吃过饭回到宿舍,想起该叫伟每天练一练古典身韵,手边又只有网上下载的女班教材,于是短信让八戒帮忙刻一张盘,记得男班的教材她曾经下过。
和她的关系是很铁的,于是坦率地对她说:希望伟在明年选节目之前,能够达到我们期望的地步,不然,这个舞,我真的只好考虑和别人跳了。
没想到她说,恕我直言,你还是跟他老师跳吧,你的艺术生命还有几年?他还有几年?你可以教他,但不要把自己的筹码压在他身上,自私地说,尽快自己做点什么吧……
好多人对我说过的意思,又一次被她以一种再明白清楚不过的方式提了出来。
而令我有点意外的是,八戒不喜欢伟这个孩子。
不过仔细想想也完全能理解,舞校不是伟一个人的课堂,他的表现,有时候的确太没心没肺太不知收敛,许多主流社会的人,心里会难以接受。

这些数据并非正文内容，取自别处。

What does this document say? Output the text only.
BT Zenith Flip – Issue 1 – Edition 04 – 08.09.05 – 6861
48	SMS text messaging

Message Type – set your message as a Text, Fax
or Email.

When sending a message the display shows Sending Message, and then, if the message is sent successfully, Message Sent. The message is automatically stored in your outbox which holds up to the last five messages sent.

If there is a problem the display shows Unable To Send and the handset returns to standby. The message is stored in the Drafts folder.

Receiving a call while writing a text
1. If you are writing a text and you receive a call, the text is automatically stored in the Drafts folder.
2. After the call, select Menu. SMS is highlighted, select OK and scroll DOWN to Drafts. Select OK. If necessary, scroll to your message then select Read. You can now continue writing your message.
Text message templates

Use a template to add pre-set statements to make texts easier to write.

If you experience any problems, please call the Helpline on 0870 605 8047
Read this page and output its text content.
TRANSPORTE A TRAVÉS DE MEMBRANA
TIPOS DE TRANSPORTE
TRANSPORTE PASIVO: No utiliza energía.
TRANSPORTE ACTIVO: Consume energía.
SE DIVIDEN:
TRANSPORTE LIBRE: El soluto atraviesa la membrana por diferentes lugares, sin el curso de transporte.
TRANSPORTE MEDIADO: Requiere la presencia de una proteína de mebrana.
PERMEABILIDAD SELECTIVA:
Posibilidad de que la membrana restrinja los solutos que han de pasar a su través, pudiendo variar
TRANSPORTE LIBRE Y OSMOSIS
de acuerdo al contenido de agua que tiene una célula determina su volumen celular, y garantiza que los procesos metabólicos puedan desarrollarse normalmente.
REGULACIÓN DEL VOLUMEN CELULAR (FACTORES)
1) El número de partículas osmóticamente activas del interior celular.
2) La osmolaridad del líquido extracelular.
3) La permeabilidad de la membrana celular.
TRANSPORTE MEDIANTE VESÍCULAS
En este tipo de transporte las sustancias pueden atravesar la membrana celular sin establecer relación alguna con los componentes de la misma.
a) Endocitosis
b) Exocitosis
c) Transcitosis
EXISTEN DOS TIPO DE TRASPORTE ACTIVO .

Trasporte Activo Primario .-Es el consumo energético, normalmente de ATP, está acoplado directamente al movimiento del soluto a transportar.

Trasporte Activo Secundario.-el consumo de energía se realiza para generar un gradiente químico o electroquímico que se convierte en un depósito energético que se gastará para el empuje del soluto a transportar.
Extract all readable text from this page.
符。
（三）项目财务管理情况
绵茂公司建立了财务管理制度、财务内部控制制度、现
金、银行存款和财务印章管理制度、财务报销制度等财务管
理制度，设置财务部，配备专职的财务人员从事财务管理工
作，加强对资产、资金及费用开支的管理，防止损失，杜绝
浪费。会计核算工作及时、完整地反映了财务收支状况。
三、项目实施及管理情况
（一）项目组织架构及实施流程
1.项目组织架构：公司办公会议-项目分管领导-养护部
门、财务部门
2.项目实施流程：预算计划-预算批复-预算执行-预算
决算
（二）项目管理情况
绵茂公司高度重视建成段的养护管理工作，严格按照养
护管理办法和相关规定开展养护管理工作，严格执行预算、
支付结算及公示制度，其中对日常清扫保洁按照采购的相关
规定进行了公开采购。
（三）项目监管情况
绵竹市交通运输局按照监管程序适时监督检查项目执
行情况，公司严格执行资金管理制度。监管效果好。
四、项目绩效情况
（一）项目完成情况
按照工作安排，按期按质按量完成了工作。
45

就连我在当初与他单独排练的时候,也偶然会被他的某些言语和行为弄得很生气……
只不过,对他终究是偏爱的宽容的,所以,也就一笑了之了。
我与他作为舞伴和搭档的感情,是明白地摆在这里的。而这个世界上,那些与他没有丝毫关系的人会怎么看他,他该如何与别人相处,这终究还要靠他自己去慢慢成长和体悟。
所以面对朋友的建议,只有字斟句酌地说:但是,我觉得,该考虑一下我舞伴的感受。
等他长大。若是到了机会降临的时候他还没有成长到足以承担这个任务的时候,那么也只能另作打算了。
还没有与佘老师作具体的沟通,但我想,我的想法他定能理解。
而他的想法,我也应该能猜到一二吧。
一方面,盛大的舞台对每一个舞者来说,都是难以抗拒的诱惑,尤其是把自己编创的节目搬上台去。
另一方面,伟是他倾注心血的作品,若最终能上台的是伟,我想,他必定也会发自内心地高兴。
所以,他也许会作出和我同样的选择,那就是站在伟的身后,等待他成长,实在有必要的时候,才会顶上去。
写到此处,猛然觉得最好不要再臆想那些八字没一撇的事。
先踏踏实实地,把手头的节目弄好吧。
梁祝这只蝴蝶,该如何涅磐?
首先是音乐,音乐其实是最根本的,它直接决定编舞应该编成什么样子。
我要的是小舞剧的效果,那么梁祝原版乐曲的音乐素材,还是很有必要抠出来用的。
期待与佘老师在编创上的合作。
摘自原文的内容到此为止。